There may me more elegant solutions, but this works:
YO need to determine the length of side b. This is determined in two steps: First, find the lengths of the other sides in terms of b; then set up an equation for b.
We are given b-c = Δ, so c is simply given as:
c = b – Δ [1]
To determine a, note that the area of the triangle is given by one half the base times the height and also by one half the perimeter times the inradius. To see how the latter is derived, consider a triangle in which the inscribed circle has been constructed. Draw line segments form the center of this circle to the vertices of the triangle. This divides the area of the original triangle into three components that are each one half of one side times the inradius.
Thus we have:
b*(h_b)=(a+b+c)r=(a+2b-Δ)r;
a= Δ + b((h_b)/r-2) [2]
Note that (h_b)/r must be greater than 2 because of the triangle inequality. Attempting to solve the system with (h_b)/r < 2 would still give a triangle, but it would be turned “inside out” with the “inscribed circle” lying outside the triangle; the circle would be tangent to side a and the extensions of sides b and c rather than all three sides proper.
Now equate the area as given by one half the base times the height with the area as given by Heron’s Formula:
2b*(h_b)=
[(a+b+c)(-a+b+c)(a-b+c)*(a+b-c)]^(1/2) [3]

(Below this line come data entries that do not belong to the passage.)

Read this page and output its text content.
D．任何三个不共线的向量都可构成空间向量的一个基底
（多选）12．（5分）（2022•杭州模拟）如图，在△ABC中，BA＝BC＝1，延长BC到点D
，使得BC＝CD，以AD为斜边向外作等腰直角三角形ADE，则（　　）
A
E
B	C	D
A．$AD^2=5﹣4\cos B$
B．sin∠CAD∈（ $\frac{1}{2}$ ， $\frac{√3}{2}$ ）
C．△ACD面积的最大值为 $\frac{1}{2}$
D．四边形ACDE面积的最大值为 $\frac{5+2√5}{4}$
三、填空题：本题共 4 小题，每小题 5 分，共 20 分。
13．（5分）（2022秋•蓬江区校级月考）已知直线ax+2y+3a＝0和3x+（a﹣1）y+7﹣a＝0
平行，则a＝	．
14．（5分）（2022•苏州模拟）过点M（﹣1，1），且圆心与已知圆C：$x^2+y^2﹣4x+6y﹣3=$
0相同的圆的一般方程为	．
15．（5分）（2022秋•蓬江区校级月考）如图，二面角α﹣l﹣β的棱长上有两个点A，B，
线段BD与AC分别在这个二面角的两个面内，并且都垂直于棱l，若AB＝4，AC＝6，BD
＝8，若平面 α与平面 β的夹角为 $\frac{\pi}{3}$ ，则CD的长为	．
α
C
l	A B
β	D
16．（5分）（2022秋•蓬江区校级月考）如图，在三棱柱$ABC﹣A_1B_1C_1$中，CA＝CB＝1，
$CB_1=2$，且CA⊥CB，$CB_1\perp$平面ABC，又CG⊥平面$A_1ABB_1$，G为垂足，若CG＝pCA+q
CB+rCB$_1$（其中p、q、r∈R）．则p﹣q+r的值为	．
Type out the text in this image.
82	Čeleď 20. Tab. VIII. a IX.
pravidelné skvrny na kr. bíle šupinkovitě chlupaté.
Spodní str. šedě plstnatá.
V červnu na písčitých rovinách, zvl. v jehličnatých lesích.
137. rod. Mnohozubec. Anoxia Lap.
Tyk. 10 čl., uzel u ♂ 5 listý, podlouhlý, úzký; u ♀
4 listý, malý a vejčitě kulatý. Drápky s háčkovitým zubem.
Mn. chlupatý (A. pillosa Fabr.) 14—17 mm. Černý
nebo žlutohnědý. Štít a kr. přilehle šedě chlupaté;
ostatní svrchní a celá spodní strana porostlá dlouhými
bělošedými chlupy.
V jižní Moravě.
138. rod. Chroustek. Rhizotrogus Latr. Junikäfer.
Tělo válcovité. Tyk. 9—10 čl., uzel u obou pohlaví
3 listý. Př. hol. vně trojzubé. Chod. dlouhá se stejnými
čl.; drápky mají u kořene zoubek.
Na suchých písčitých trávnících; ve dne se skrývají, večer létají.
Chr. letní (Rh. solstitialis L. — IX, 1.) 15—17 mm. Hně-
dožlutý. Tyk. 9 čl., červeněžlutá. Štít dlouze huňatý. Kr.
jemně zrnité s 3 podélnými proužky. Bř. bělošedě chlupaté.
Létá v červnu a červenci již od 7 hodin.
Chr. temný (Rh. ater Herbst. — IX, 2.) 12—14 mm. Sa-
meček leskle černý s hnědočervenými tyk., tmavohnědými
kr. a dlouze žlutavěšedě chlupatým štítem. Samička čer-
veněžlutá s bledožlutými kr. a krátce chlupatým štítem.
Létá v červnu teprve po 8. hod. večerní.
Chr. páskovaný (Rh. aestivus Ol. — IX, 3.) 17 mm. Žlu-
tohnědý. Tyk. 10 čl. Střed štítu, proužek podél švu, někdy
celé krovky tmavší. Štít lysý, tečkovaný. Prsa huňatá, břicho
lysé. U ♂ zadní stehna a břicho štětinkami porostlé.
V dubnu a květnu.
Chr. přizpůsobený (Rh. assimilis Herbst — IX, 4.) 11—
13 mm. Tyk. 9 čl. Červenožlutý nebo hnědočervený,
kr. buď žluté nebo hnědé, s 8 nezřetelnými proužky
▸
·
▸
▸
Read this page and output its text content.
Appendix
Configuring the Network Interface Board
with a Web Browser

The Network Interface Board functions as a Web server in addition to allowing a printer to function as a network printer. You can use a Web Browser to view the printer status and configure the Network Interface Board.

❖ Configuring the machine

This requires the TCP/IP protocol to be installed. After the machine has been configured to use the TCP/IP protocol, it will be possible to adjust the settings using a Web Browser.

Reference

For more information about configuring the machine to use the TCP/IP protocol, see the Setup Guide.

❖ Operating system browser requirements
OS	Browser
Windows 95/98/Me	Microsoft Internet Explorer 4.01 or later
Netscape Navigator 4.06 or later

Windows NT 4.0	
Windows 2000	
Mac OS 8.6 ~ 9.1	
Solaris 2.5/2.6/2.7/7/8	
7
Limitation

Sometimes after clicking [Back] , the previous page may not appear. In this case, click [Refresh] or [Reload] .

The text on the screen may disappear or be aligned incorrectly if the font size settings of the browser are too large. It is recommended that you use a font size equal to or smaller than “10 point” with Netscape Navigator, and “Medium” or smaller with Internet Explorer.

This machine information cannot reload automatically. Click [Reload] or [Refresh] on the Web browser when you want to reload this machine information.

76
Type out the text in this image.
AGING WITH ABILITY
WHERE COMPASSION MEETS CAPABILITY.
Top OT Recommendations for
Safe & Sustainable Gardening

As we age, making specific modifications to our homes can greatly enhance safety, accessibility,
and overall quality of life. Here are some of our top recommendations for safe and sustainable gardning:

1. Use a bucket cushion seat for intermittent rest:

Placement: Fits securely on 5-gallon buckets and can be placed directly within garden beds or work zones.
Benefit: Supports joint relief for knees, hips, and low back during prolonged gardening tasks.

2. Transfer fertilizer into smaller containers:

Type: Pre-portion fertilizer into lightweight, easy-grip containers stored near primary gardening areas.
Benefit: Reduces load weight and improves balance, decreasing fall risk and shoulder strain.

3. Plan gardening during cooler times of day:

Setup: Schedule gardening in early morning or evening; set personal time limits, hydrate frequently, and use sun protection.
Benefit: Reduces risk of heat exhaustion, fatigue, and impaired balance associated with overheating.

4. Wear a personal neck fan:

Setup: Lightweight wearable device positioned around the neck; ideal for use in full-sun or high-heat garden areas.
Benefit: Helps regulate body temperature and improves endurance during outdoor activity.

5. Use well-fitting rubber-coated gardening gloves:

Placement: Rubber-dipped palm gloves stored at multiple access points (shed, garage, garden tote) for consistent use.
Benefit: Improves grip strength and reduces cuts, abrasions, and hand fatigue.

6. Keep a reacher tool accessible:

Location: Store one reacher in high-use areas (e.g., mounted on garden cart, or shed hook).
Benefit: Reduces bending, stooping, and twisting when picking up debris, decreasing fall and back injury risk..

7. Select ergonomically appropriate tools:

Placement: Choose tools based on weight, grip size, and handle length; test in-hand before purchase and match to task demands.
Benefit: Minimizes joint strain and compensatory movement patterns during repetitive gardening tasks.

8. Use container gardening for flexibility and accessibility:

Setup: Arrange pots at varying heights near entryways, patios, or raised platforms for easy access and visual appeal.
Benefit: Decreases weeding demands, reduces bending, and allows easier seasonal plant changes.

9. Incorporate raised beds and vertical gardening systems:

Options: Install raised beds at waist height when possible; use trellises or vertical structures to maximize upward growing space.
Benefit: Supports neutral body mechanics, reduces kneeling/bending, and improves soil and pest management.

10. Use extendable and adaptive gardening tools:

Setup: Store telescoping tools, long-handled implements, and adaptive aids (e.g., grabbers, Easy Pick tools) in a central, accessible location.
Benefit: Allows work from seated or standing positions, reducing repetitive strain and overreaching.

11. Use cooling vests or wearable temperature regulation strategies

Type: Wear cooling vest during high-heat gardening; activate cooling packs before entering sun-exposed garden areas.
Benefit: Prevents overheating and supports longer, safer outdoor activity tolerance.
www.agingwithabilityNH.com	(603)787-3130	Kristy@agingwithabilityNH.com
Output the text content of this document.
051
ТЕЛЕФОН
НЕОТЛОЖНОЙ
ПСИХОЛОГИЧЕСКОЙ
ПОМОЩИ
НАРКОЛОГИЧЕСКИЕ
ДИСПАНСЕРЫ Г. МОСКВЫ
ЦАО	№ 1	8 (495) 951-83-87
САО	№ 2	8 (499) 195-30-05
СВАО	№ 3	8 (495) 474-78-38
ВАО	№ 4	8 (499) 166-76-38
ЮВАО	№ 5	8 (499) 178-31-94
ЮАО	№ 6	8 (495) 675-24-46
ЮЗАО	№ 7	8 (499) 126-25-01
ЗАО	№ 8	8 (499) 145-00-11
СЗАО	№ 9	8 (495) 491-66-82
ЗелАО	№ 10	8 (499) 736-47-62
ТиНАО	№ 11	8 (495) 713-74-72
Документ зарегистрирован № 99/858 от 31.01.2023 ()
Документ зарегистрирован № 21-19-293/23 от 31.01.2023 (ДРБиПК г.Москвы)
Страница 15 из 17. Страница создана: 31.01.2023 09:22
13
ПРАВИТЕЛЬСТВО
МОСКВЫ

Substitute [1] and [2] into [3], square both sides, clear fractions and divide by a common factor of b2 that appears (b is of course nonzero). This leads to a quadratic equation (which becomes linear in the specific case hb/r = 4:
(4r-(h_b))*((h_b)-2r)^2*b^2
+(12r-4(h_b))*((h_b)-2r)rΔ*b
-4*r^2*[((h_b)-2r)*Δ^2+(h_b)*r^2]=0 [4]
Equation [4] has a unique positive root when 2 < (h_b)/r < 4, and this will give a unique triangle meeting the given values of Δ, r and (h_b) . For (h_b)/r > 4, we are not guaranteed a solution and with (h_b)/r > 4 there may be two roots.